The Interactive Paradigm (IP) has become an important research field in the Pattern Recognition framework aiming at developing collaborative systems in which users are assisted by automatic systems to produce correct solutions. Generally speaking, interactive systems are those in which system predictions are iteratively proposed to the user and user interactions are devoted to fix possible output errors. This iterative process finishes when the system prediction corresponds to the result that the user has in mind. A relevant advantage of IP is that user feedback can be used to improve performance in two ways: adapting the system to the changing environment, and generating better predictions based on user-validated data. Another advantage is the opportunity to use multimodality as a natural property of interaction. This tight collaboration enables us to reduce user effort in the generation of correct solutions.

Although there have been important research efforts in developing interactive systems over the last years, current systems before this project presented very limited interaction features mainly based on passive interaction protocols. Passive protocols are those in which the user decides the elements to be amended and the interaction is performed usually following a sequential left-to-right order. On the other hand, adaptation techniques can only be exploited based on user interactions.

Active protocols present a wide range of interaction strategies and adaptation techniques that can be developed. In active interaction, the system actively selects low confidence parts of the solution and asks the user for supervision. The objective is to optimally exploit user supervision, while minimising user effort and error rates. Alternatively, the user may require a specific degree of accuracy in the final outputs. In this case, the system estimates the accuracy while interacting with the user and asks the user to stop supervising when the required degree of accuracy has been achieved. Although active interaction has provided promising results in recent years, they have been only slightly explored.

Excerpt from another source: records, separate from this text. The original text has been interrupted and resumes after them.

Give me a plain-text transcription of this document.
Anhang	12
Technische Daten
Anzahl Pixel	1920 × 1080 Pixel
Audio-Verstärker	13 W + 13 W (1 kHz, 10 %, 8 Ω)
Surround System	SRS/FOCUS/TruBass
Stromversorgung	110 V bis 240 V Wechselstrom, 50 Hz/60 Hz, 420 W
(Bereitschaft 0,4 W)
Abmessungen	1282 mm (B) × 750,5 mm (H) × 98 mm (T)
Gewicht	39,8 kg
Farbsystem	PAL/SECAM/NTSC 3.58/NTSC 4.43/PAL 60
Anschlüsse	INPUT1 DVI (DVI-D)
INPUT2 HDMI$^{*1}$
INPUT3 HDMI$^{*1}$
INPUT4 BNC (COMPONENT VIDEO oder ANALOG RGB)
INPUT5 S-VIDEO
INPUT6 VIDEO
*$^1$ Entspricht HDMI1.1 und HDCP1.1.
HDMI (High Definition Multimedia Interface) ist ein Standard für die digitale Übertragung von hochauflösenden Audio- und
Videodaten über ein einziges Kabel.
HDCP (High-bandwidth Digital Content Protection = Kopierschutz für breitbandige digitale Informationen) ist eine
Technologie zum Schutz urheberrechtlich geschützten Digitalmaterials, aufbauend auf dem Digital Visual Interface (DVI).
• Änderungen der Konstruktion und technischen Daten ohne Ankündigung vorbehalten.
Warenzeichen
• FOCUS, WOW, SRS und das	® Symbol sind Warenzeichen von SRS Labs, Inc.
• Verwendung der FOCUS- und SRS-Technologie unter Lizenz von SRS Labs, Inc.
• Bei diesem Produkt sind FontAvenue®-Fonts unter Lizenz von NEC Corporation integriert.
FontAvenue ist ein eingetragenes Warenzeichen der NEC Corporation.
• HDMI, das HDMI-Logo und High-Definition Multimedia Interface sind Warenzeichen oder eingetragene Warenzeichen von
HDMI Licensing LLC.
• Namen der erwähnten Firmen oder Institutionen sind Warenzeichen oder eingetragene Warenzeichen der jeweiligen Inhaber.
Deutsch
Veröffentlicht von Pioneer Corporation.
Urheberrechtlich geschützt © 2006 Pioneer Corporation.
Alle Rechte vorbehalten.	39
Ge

Active2Trans aimed at investigating open research challenges in active interaction. The first one was to abandon the sequential left-to-right order in user supervision to study alternative supervision strategies that reduce user effort and fully exploit user supervision. Thus, novel search algorithms were studied in order to produce predictions based on non-consecutive words. Moreover, new interaction strategies were evaluated in which the user effort could be better exploited. As a result, the system can benefit from different degrees of user supervision: supervised, semi-supervised, or unsupervised. The second challenge was to investigate adaptation techniques in which system models could be improved using both user-validated data and high-confident system predictions. Finally, multimodal interaction by means of speech was explored as a more sophisticated mode of interaction, enhancing overall system performance and usability.

The research tasks of Active2Trans were developed in tight collaboration with two related EU projects. This guaranteed that outstanding data resources were available for the successful achievement of the project objectives, and also allowed for technology transfer to real-life applications. The project has contributed significant advances to the state of the art in IP.